With respect to that issue you are instructed that a corporation, generally, is a separate legal entity authorized under the law to do business in its own right and on its own credit as distinguished from the credit and assets of other persons or corporations.

*1452 This principle imposes liability on the individual who uses the corporation merely as an instrument for conducting his own personal business or merely to accomplish some ulterior purpose.

Thus in the context of this case, where one is the principal stockholder of one or more corporations and personally conducts the corporation's business or manages its assets, he may be found individually liable for the corporate obligations if three factors are proved:

(1) that he has consistently engaged in a course of conduct by which he has ignored the existence of the corporate entity or entities;

(2) that he has, in fact, conducted business as an individual by exercising such paramount and personal control over the operations of the corporation or corporations that their corporate existence has been disregarded and their business interests and his own personal interests cannot be reasonably separated; and

(3) that his domination of the corporation caused injury to the plaintiff so that to continue to recognize the existence of a separate corporate entity would promote injustice.

If you find that plaintiff has proven each of these three propositions by a preponderance of the evidence, then the foreperson shall complete Special Verdict Form B, answering "yes" the preponderance of the evidence shows that Wildhorn Ranch Inc. was the alter-ego of defendant M.R. Watters according to the law as stated in these instructions; or if you find that plaintiff has not proven each of these three propositions then your answer must be "no" the preponderance of the evidence does not show that Wildhorn Ranch Inc. was the alter-ego of defendant M.R. Watters. You shall all then sign the form.

INSTRUCTION NO. 46

In applying the test set out in Instruction 45 to determine whether plaintiff has established these three elements, you may consider the factors listed below together with all the evidence in the case.

(1) whether a corporation is operated as a separate entity;

(2) commingling of funds and other assets;

(3) failure to maintain adequate corporate records or minutes;

(4) the nature of a corporation's ownership and control;

(5) absence of corporate assets and under capitalization;

(6) use of a corporation as a facade for operations of the dominant stockholder or stockholders;

(7) disregard of legal formalities and failure to maintain an arms-length relationship among related entities;

(8) non-functioning of other officers or directors; and

(9) diversion of the corporation's funds or assets to noncorporate assets.
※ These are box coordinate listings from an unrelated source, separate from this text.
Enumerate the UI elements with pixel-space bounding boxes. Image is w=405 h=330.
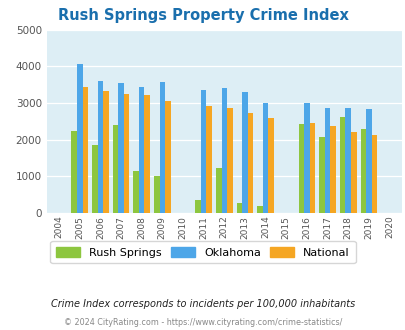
Bar <box>139 87 144 213</box>
Bar <box>324 108 330 213</box>
Bar <box>165 101 170 213</box>
Text: Rush Springs Property Crime Index: Rush Springs Property Crime Index <box>58 8 347 23</box>
Bar <box>153 176 159 213</box>
Bar <box>92 145 97 213</box>
Bar <box>345 108 350 213</box>
Bar <box>215 168 221 213</box>
Bar <box>226 108 232 213</box>
Bar <box>350 132 356 213</box>
Bar <box>371 135 376 213</box>
Bar <box>200 90 206 213</box>
Bar <box>262 103 268 213</box>
Bar <box>113 125 118 213</box>
Bar <box>236 203 242 213</box>
Bar <box>103 90 109 213</box>
Bar <box>247 113 253 213</box>
Bar <box>360 129 365 213</box>
Bar <box>97 81 103 213</box>
Legend: Rush Springs, Oklahoma, National: Rush Springs, Oklahoma, National <box>50 241 355 263</box>
Bar <box>195 200 200 213</box>
Bar <box>144 95 150 213</box>
Bar <box>124 94 129 213</box>
Bar <box>257 206 262 213</box>
Bar <box>118 83 124 213</box>
Bar <box>309 123 315 213</box>
Text: Crime Index corresponds to incidents per 100,000 inhabitants: Crime Index corresponds to incidents per… <box>51 299 354 309</box>
Bar <box>133 171 139 213</box>
Bar <box>268 117 273 213</box>
Bar <box>159 82 165 213</box>
Bar <box>206 106 211 213</box>
Bar <box>303 103 309 213</box>
Text: © 2024 CityRating.com - https://www.cityrating.com/crime-statistics/: © 2024 CityRating.com - https://www.city… <box>64 318 341 327</box>
Bar <box>82 87 88 213</box>
Bar <box>318 137 324 213</box>
Bar <box>330 126 335 213</box>
Bar <box>77 64 82 213</box>
Bar <box>71 131 77 213</box>
Bar <box>242 92 247 213</box>
Bar <box>298 124 303 213</box>
Bar <box>221 87 226 213</box>
Bar <box>339 117 345 213</box>
Bar <box>365 109 371 213</box>
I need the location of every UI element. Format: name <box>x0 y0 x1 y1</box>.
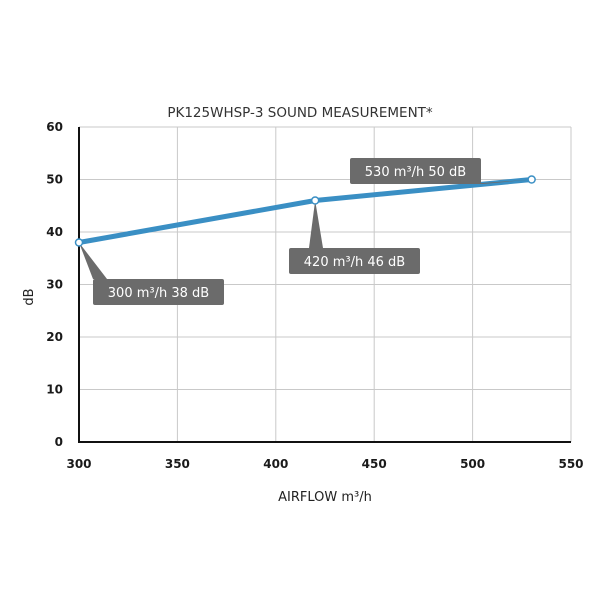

However, the mere fact that a person loans money to a corporation of which he is a shareholder, or that another corporation in which he owns stock loans money to that corporation, is not, by itself sufficient to establish that the elements in Instruction No. 45 have been proved.

NOTES

[1] Our statements are drawn from testimony and arguments of counsel at trial.

[2] See Section III, infra.

[3] Premises liability claims had been added to the litigation through amendment. Earlier, the court denied defendants motions to dismiss the complaint for failure to state a claim under the premises liability statute.

[4] The Colorado statute was enacted after the Colorado Supreme Court abolished various common law standards. Mile High Fence Co. v. Radovich, 175 Colo. 537, 489 P.2d 308, 310 (1971) (standards of simple negligence apply in premises liability actions). Salmon, 1986 Colorado Tort Reform Legislation, 15 Colo.Lawyer 1363, 1370 (1986). The common law standards were keyed to a plaintiff's status as a trespasser, licensee or invitee. Like the common law, the new statute establishes duties owed by a landowner to three categories of plaintiffs. To date, few courts have construed the language of the new statute.

[5] We note that Mr. Watters testimony of corporate operations indicated that corporate records compiled by Watters, his son, and secretary were in the corporate office at the family home in Rocky Ford, Colorado. These records were easily accessible to defendant Watters.